Is A "Privacy Bill of Rights" and New Federal Office the Answer to Our Online Privacy Woes?

The federal government waded further into the ongoing debate over online privacy this week, calling for the creation of an online "Privacy Bill of Rights" and a new federal office to develop and oversee those guidelines. Facing an Internet that evolves constantly, privacy breaches that strike daily, and Web entrepreneurs anxious to test boundaries, is that enough?

The federal government waded further into the ongoing debate over online privacy this week, calling for the creation of an online “Privacy Bill of Rights” and a new federal office to develop and oversee those guidelines. Facing an Internet that evolves constantly, privacy breaches that strike daily, and Web entrepreneurs anxious to test boundaries, is that enough?

The two recommendations struck as the headline-grabbers of a much-anticipated, 88-page online privacy report just released by the U.S. Commerce Department.

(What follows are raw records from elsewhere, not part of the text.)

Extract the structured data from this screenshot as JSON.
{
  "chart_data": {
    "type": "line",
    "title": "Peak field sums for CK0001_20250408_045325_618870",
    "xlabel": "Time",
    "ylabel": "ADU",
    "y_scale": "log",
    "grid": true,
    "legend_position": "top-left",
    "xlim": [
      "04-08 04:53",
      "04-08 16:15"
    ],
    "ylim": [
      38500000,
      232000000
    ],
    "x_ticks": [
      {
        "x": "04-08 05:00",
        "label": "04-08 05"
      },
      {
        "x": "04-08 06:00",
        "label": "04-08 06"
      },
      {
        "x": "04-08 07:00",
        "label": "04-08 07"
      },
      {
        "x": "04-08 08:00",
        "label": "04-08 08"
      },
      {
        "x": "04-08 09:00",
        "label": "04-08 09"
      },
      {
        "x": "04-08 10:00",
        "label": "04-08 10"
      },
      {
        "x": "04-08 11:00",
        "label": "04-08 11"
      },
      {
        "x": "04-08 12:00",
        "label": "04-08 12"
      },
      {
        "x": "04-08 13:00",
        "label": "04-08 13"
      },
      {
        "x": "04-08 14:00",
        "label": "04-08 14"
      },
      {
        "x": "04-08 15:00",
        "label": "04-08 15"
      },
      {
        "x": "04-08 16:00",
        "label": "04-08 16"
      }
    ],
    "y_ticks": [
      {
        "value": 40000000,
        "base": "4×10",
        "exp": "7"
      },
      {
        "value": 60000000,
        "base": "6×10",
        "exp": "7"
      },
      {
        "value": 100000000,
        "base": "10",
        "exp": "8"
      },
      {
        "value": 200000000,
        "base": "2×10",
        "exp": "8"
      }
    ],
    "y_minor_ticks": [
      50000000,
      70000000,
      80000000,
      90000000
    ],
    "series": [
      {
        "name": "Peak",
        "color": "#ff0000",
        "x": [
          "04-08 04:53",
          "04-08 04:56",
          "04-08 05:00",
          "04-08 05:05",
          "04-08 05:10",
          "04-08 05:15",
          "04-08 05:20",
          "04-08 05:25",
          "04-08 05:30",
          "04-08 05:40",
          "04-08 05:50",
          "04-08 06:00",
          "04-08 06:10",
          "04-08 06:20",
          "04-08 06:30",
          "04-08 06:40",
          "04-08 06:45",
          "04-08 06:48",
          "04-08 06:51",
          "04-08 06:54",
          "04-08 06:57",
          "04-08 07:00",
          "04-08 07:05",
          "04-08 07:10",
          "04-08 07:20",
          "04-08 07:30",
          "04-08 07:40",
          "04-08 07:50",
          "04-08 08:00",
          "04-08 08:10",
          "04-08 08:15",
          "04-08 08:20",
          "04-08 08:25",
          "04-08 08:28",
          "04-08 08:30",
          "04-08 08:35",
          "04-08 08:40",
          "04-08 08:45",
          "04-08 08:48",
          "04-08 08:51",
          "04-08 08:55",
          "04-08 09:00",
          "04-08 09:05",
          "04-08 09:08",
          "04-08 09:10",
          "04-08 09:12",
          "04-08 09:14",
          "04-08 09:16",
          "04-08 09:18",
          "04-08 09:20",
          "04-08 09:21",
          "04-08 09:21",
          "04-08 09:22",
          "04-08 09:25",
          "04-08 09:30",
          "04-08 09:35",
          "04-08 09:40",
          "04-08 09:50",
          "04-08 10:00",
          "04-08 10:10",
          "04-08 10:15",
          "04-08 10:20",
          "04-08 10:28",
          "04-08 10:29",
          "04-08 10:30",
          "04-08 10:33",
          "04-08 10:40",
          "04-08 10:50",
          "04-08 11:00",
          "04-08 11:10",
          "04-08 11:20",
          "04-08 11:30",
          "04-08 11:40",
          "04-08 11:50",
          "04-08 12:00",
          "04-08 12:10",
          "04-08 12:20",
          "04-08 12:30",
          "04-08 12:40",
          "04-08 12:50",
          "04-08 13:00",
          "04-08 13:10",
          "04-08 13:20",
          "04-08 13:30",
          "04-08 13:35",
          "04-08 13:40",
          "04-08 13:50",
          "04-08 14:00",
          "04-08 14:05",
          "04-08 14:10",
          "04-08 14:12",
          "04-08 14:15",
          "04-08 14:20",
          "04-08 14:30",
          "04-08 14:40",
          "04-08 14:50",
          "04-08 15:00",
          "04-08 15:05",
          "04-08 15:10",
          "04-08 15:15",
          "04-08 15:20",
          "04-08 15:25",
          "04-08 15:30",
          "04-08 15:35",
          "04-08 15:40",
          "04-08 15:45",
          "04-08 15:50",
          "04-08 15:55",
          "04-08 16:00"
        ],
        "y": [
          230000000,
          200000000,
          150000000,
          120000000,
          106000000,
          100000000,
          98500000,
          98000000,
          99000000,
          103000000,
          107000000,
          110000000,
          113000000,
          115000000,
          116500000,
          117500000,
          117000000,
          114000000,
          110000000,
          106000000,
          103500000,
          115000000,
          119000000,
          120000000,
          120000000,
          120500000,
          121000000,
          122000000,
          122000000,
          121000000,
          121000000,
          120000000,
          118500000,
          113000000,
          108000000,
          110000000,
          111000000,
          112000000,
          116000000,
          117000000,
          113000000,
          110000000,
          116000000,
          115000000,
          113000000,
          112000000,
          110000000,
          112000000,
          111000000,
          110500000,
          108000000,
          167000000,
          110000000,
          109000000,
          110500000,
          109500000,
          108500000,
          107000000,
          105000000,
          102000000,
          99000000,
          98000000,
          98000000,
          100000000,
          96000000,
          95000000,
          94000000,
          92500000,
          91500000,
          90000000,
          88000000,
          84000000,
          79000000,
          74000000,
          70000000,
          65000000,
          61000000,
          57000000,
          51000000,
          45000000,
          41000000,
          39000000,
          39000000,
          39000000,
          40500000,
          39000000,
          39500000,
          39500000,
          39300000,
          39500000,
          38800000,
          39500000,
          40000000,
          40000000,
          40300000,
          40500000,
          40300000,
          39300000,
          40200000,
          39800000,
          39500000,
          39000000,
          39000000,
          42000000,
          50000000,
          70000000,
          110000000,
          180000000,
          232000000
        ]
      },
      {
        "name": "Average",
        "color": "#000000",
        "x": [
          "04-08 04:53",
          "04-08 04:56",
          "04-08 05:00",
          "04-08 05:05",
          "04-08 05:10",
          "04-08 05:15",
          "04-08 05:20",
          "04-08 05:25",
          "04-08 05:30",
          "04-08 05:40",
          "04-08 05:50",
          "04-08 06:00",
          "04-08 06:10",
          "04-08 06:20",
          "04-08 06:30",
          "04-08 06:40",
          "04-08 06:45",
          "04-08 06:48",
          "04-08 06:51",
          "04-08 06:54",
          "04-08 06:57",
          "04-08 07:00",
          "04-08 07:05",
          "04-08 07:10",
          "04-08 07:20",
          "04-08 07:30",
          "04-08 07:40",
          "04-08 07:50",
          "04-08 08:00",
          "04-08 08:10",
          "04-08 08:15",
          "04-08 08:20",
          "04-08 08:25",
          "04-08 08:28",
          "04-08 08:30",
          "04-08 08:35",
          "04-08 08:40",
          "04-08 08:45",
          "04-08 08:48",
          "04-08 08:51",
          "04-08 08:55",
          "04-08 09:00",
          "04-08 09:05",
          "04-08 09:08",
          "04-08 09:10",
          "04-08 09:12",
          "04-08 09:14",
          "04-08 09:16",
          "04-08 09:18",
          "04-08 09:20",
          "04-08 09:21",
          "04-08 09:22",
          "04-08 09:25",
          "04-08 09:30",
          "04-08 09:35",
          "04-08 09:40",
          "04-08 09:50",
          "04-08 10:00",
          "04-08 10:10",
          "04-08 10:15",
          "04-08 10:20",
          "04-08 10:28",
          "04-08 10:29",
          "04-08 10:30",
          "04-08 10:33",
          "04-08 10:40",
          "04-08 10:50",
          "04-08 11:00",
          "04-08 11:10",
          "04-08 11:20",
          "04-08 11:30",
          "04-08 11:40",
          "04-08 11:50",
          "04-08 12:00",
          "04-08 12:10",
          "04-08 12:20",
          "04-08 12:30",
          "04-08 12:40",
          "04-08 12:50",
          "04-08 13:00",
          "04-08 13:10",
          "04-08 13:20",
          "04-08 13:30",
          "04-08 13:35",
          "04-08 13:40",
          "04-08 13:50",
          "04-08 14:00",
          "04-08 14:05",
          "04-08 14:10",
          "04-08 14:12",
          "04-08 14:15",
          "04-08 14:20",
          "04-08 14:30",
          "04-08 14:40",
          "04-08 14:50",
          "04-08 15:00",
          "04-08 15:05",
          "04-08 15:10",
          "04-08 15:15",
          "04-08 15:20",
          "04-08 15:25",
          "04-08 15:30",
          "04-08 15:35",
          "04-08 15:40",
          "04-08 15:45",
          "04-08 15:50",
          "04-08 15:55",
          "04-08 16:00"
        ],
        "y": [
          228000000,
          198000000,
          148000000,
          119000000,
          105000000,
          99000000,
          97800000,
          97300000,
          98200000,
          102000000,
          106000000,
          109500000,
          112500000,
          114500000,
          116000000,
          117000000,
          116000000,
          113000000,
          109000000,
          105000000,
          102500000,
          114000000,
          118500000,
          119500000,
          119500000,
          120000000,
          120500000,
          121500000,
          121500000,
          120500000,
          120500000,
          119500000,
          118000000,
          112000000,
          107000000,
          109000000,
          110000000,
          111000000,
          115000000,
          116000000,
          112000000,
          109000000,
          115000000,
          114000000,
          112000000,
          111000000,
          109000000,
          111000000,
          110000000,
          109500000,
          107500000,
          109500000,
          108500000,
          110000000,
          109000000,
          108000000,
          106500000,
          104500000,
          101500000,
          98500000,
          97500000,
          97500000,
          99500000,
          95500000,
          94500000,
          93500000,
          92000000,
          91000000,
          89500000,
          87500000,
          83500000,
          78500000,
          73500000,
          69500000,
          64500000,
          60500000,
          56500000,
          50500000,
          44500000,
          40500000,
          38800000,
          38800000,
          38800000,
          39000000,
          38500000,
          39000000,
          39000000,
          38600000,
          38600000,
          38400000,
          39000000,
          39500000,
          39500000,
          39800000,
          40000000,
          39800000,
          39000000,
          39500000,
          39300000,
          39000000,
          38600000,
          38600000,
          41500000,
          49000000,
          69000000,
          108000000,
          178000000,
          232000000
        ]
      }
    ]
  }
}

The draft, which Commerce labeled a still-workable “green paper,” does more to reinforce, not rework, the current patchwork of laws, regulatory authorities and self-regulation that exist in the United States to monitor data collectors and Web advertisers.

The proposed “privacy bill of rights” would “prompt companies to be more transparent about their use of consumer information; to provide greater detail about why data is collected and how it is used; to put clearer limits on the use of data; and to increase their use of audits and other ways to bolster accountability,” according to the department’s news release.

And just as soon as the report was released, mixed reviews were in.

For some privacy watchers, the report was doomed from the start, beginning with its title, ‘Commercial Data Privacy and Innovation in the Internet Economy: A Dynamic Policy Framework.’

“They talk about commercial data privacy,” noted John Simpson, consumer advocate at Consumer Watchdog, in an interview with eWeek. “What we should be talking about is consumers’ data and their right to privacy, not a business commodity.”

Others, including representatives from the World Privacy Forum and the Consumer Federation of America, voiced concerns that a privacy policy office would be part of the Commerce Department and not an independent agency, reported the New York Times.

Additional criticisms of the report centered on its emphasis on self-regulation by the online advertising industry and its proposal of creating a safe harbor against enforcement actions by the Federal Trade Commission (FTC) as an incentive for businesses to adopt better privacy practices.

The Center for Democracy and Technology, a digital rights interests groups, applauded the report, but pointed to the need for Congress to act as well.

“The Department of Commerce report lays out a creative and flexible approach to develop enforceable privacy protections for consumers,” said Justin Brookman, who heads CDT’s Privacy Project, in a statement. “Now it’s time for Congress to step up and pass the legislation needed to enact a baseline consumer-privacy law that is built on the strong recommendations contained in the Commerce and FTC privacy reports.”

The report is the latest momentum in what appears as a “walls closing in” scenario for online privacy.

Coming so quickly after the Federal Trade Commission bucked advertisers in calling for a “Do Not Track” function on Web browsers, the Commerce Department proposal could push Congress to more urgently consider new online privacy legislation. Such legislation is already on the table, but where it will land when the new Congress begins in January remains unseen.

The Commerce Department report notably did not take a direct position on the FTC’s “Do Not Track” proposal.

And for that, both the ad industry and at least one Internet giant, for one, approve.

Mike Zaneis, vice president of public policy for the Interactive Advertising Bureau, called the Commerce Department report “a well thought-out product that was developed with a really inclusive process,” as opposed to the FTC proposal, which he said could “perhaps enforce overly burdensome, draconian regulatory burdens.”

Pablo Chavez, Google’s director of public policy, wrote in a statement that the Mountain View Internet company supports the Commerce Department’s “recommendation for privacy to be approached comprehensively and broadly, with a clear focus both on users and innovation on the Internet.”